It highly depends on how the Lisp implementation works and how the VPS is implemented. The short description of the problem is that some Lisps (SBCL) make a lot of assumptions about the address space they are going to be loaded into, such as what address ranges are used. They optimize their load time through these assumptions, adjusting as little as possible of their core file, for instance. In a non-virtualized environment, these assumptions typically hold, but they can be violated in virtualized environment.
There are typically two types of VPS implementation:
- a "containers" system like Parallels Virtuozzo
- a true hypervisor system like VMware or Xen
Containers-based systems are much more efficient at packing VMs onto hardware (they are more memory efficient). Unfortunately, they violate the address space assumptions used by Lisps like SBCL. True hypervisor systems (VMware, Xen, VirtualBox, Parallels on Mac OSX) do not have this problem.
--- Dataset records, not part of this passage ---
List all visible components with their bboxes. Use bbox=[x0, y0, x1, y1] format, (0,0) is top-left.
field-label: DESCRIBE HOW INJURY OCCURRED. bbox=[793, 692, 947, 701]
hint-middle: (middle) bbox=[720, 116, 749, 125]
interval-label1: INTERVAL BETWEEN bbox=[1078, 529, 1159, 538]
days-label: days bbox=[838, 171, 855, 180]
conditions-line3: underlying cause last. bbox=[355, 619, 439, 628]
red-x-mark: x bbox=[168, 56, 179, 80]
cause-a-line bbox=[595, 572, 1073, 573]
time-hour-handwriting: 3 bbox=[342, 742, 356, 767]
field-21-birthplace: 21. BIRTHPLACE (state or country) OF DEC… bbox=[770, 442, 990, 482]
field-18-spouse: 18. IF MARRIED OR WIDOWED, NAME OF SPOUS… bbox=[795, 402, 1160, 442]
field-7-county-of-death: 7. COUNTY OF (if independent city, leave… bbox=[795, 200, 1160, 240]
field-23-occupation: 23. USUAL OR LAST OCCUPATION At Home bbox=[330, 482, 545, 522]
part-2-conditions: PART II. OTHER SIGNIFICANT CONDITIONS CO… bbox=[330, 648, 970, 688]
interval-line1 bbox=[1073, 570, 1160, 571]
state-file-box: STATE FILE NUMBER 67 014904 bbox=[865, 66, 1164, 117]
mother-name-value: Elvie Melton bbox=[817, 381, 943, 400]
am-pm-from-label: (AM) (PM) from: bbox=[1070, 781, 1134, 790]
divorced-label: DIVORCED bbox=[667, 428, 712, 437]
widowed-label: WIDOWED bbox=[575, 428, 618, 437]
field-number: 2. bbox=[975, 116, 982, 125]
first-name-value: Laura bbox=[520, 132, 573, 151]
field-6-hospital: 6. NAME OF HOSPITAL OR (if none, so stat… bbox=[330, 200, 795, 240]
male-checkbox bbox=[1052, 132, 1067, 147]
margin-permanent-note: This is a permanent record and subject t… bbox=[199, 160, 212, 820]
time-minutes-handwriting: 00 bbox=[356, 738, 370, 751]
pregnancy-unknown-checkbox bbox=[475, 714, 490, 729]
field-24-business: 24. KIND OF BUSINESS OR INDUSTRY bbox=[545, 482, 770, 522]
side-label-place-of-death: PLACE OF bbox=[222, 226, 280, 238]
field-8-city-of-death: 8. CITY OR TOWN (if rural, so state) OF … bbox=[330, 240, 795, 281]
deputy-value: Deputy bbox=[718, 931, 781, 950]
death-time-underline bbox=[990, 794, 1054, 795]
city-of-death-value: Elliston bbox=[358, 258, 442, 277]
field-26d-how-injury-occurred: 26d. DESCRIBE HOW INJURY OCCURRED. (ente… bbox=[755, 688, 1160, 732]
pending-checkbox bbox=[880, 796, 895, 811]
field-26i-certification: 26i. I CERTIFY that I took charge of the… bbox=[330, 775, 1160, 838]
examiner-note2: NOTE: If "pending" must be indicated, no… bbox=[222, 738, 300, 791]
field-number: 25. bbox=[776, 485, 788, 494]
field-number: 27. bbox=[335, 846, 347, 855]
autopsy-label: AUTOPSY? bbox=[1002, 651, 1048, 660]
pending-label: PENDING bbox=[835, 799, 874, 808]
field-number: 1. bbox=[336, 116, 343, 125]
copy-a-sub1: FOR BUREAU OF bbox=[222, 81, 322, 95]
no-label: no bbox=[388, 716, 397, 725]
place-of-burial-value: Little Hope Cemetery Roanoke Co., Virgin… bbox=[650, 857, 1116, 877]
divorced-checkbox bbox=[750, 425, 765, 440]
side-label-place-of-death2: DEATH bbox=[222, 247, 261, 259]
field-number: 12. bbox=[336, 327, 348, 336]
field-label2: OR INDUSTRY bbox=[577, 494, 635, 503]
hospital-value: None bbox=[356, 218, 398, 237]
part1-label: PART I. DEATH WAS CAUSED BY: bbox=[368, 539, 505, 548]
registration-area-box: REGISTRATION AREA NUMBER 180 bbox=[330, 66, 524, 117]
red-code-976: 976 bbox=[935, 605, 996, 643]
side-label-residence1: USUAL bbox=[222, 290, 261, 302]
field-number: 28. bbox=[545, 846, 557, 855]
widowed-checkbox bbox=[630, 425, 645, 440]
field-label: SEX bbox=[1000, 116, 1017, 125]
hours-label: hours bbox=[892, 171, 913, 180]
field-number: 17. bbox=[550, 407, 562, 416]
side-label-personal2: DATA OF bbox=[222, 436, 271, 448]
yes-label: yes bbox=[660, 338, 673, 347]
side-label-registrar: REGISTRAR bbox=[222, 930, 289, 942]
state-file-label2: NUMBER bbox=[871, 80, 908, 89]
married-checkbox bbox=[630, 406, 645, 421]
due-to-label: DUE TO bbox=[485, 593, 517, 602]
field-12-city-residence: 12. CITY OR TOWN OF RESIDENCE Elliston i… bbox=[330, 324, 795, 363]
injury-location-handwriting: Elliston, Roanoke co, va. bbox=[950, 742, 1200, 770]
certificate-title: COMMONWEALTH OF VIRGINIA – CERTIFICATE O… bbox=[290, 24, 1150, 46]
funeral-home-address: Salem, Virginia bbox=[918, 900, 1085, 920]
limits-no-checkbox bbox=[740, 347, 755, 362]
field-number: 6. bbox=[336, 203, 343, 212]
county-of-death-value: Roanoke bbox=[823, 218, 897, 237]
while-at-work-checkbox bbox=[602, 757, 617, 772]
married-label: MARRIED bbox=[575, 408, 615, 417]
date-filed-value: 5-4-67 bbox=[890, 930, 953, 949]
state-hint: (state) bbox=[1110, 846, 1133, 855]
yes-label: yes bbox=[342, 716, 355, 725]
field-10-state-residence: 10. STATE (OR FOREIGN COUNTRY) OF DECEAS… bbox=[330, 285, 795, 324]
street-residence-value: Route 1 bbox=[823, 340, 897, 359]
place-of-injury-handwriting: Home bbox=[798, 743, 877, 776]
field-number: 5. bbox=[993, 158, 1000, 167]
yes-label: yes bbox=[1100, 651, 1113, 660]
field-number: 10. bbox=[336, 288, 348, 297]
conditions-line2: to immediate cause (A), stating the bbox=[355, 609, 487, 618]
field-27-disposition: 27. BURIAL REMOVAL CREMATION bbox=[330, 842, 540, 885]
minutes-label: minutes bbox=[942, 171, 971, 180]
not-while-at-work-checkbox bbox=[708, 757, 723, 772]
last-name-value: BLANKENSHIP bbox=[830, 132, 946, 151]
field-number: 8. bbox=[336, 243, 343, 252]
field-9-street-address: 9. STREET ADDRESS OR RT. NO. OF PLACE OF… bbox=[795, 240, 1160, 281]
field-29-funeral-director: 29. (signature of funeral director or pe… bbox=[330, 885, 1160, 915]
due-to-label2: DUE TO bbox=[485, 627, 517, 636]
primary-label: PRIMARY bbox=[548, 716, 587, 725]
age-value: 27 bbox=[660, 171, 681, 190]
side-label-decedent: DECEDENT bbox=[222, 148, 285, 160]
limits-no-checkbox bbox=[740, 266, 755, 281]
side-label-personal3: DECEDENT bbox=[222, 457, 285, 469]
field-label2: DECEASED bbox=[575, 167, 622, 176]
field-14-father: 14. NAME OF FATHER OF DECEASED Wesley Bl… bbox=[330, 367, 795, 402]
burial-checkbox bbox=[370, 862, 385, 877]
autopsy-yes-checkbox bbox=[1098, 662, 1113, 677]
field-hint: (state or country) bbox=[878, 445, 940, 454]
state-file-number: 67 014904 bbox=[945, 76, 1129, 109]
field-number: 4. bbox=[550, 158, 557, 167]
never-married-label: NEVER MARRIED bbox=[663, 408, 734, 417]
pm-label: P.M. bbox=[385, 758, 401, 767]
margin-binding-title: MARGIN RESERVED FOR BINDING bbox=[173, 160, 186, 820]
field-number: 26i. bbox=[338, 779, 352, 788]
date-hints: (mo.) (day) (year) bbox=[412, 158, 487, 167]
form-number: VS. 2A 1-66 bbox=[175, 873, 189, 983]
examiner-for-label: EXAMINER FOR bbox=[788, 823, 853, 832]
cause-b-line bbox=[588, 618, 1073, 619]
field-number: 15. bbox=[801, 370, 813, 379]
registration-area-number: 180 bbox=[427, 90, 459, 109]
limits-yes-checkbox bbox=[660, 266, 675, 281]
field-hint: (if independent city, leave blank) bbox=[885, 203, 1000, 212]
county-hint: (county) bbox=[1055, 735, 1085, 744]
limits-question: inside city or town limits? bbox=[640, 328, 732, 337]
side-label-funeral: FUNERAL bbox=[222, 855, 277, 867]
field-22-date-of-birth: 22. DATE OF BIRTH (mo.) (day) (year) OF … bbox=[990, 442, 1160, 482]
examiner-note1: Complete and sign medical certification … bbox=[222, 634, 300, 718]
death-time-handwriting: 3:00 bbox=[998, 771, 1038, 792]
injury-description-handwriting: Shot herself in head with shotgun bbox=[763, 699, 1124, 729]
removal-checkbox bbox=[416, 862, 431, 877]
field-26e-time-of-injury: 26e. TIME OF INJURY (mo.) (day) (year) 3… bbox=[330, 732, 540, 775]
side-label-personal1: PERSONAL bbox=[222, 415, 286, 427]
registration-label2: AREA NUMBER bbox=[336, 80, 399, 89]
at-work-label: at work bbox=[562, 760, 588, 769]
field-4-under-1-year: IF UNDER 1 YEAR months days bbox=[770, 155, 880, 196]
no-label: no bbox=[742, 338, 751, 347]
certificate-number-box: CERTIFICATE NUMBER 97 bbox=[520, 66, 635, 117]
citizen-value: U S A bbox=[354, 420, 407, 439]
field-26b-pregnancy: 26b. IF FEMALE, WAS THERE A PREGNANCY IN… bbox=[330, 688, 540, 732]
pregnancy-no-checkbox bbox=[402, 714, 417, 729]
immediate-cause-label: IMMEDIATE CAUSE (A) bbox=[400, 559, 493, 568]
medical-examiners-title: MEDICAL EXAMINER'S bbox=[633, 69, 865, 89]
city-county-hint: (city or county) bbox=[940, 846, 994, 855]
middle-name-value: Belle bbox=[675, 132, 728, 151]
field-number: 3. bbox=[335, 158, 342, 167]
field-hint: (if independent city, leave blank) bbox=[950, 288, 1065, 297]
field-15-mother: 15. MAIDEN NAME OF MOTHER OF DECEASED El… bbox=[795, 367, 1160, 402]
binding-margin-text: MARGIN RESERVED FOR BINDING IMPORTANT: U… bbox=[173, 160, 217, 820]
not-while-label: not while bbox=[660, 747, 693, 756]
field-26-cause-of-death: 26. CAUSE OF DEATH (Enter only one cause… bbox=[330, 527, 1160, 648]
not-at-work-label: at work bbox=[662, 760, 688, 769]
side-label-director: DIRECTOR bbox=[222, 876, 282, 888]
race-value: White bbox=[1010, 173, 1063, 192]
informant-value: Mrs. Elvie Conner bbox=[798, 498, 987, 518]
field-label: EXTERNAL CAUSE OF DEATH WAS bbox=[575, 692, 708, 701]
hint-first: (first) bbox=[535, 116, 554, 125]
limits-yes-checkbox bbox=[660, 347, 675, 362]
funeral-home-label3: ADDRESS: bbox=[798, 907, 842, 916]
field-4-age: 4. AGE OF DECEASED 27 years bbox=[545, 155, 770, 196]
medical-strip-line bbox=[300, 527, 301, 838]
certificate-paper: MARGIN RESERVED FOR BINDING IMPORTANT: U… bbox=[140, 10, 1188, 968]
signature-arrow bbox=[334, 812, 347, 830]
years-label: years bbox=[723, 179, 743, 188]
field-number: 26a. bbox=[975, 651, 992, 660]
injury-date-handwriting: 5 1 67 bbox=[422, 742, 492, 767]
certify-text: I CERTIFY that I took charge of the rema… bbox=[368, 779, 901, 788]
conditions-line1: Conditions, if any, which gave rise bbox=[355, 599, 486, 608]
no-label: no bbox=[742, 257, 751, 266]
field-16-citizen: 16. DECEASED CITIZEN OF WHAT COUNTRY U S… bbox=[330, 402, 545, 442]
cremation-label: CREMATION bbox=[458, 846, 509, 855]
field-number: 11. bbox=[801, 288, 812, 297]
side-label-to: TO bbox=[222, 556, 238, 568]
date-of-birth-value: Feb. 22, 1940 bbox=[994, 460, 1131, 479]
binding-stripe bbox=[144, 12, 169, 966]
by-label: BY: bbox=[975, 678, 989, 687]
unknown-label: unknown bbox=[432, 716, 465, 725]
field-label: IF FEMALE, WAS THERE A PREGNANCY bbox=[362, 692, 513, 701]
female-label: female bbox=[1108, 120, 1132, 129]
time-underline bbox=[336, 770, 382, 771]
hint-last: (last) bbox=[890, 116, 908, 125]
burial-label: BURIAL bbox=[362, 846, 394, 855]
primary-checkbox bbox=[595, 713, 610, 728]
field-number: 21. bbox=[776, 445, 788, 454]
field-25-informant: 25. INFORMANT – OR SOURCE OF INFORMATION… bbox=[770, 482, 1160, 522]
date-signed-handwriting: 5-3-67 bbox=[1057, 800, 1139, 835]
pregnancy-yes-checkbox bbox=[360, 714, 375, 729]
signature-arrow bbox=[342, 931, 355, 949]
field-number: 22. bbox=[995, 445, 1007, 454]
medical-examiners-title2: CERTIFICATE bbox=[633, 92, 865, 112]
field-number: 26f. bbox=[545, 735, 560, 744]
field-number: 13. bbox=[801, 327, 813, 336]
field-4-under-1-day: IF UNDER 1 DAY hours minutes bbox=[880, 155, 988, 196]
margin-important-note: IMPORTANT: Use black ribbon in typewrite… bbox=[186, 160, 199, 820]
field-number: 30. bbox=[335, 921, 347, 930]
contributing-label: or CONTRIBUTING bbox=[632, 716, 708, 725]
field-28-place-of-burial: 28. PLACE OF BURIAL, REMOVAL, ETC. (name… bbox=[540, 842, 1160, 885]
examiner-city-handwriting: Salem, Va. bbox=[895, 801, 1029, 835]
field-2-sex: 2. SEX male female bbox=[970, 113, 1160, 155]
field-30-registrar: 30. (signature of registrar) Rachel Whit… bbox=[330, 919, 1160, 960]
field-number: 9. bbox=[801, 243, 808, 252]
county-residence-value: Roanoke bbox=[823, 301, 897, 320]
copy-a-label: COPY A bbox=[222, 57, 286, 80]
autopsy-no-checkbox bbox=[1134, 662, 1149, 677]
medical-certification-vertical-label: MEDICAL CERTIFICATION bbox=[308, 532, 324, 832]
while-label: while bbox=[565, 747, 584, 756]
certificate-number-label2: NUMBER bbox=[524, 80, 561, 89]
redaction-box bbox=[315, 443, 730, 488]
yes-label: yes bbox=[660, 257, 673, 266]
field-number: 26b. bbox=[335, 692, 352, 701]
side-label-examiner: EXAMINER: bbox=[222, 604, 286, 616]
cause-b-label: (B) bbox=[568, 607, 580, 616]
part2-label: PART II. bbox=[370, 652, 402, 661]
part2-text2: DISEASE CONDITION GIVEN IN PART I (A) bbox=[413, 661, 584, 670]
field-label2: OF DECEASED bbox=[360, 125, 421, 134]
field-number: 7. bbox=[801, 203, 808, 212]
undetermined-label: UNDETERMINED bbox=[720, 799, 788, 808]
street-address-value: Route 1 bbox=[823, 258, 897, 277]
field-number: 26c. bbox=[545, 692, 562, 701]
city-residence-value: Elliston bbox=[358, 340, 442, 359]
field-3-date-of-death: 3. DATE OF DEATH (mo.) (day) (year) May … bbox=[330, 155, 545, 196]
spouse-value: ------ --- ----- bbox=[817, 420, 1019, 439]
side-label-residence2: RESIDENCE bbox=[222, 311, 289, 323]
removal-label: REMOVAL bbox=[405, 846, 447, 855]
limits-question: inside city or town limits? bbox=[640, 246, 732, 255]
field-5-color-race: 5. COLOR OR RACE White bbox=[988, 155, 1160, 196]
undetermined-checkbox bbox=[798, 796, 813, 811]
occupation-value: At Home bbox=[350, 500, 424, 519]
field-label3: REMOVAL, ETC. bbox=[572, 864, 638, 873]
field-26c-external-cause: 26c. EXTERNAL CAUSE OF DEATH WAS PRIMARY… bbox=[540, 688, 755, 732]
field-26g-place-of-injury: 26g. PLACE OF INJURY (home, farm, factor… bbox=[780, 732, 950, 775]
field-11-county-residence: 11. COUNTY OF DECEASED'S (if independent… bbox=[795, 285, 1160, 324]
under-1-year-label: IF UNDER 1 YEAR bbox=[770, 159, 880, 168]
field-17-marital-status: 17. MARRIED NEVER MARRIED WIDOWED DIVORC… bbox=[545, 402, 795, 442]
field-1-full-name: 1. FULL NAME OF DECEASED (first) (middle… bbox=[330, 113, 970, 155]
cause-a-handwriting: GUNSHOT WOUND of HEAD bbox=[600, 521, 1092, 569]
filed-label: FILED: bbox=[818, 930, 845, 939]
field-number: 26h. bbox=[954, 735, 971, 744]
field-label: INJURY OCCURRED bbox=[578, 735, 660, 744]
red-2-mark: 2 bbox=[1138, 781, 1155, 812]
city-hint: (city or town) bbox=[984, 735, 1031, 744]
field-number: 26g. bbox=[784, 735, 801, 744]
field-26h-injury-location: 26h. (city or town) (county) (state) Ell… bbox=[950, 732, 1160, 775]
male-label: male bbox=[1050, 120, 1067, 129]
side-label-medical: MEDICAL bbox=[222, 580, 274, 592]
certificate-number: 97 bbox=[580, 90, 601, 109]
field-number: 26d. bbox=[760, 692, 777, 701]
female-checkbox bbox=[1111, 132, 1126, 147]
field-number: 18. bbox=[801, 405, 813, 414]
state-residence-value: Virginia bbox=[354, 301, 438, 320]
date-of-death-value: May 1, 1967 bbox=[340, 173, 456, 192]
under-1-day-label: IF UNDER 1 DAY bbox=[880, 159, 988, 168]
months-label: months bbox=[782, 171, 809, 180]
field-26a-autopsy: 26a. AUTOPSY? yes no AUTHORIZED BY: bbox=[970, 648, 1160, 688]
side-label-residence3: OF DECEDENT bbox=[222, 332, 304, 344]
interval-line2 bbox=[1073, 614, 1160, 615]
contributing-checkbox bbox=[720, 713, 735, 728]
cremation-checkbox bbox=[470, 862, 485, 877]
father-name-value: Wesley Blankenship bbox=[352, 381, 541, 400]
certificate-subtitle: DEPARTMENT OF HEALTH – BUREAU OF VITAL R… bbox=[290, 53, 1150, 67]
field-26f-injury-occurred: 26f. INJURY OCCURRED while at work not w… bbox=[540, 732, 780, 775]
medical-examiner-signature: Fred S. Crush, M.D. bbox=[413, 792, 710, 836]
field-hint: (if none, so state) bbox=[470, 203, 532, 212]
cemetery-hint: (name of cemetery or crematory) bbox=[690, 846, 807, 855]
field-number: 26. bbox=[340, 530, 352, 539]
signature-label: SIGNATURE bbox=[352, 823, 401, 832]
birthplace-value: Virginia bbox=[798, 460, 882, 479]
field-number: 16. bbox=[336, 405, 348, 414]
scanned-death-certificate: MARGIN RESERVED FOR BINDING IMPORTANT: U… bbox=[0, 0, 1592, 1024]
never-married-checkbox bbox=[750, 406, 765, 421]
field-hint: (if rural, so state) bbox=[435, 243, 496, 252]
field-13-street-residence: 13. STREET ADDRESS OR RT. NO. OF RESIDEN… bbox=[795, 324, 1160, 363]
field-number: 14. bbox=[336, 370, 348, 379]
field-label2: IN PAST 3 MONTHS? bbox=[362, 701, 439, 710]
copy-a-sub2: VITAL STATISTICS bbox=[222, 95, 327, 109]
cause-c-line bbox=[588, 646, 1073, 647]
But they also can't pack as many virtual machines onto hardware, so many hosting companies prefer containers-based systems like Virtuozzo because they make the hardware go farther.
Note that only some CLs are affected, notably SBCL and CMUCL. CLISP and ECL should still work fine, I believe. Unfortunately, most other programs and scripting languages (Perl, Python, Ruby, PHP, etc.) are not affected by this, so there is little incentive for the hosting companies to see this as a problem with their virtualization environment; rather, they'll view it as a problem with Lisp.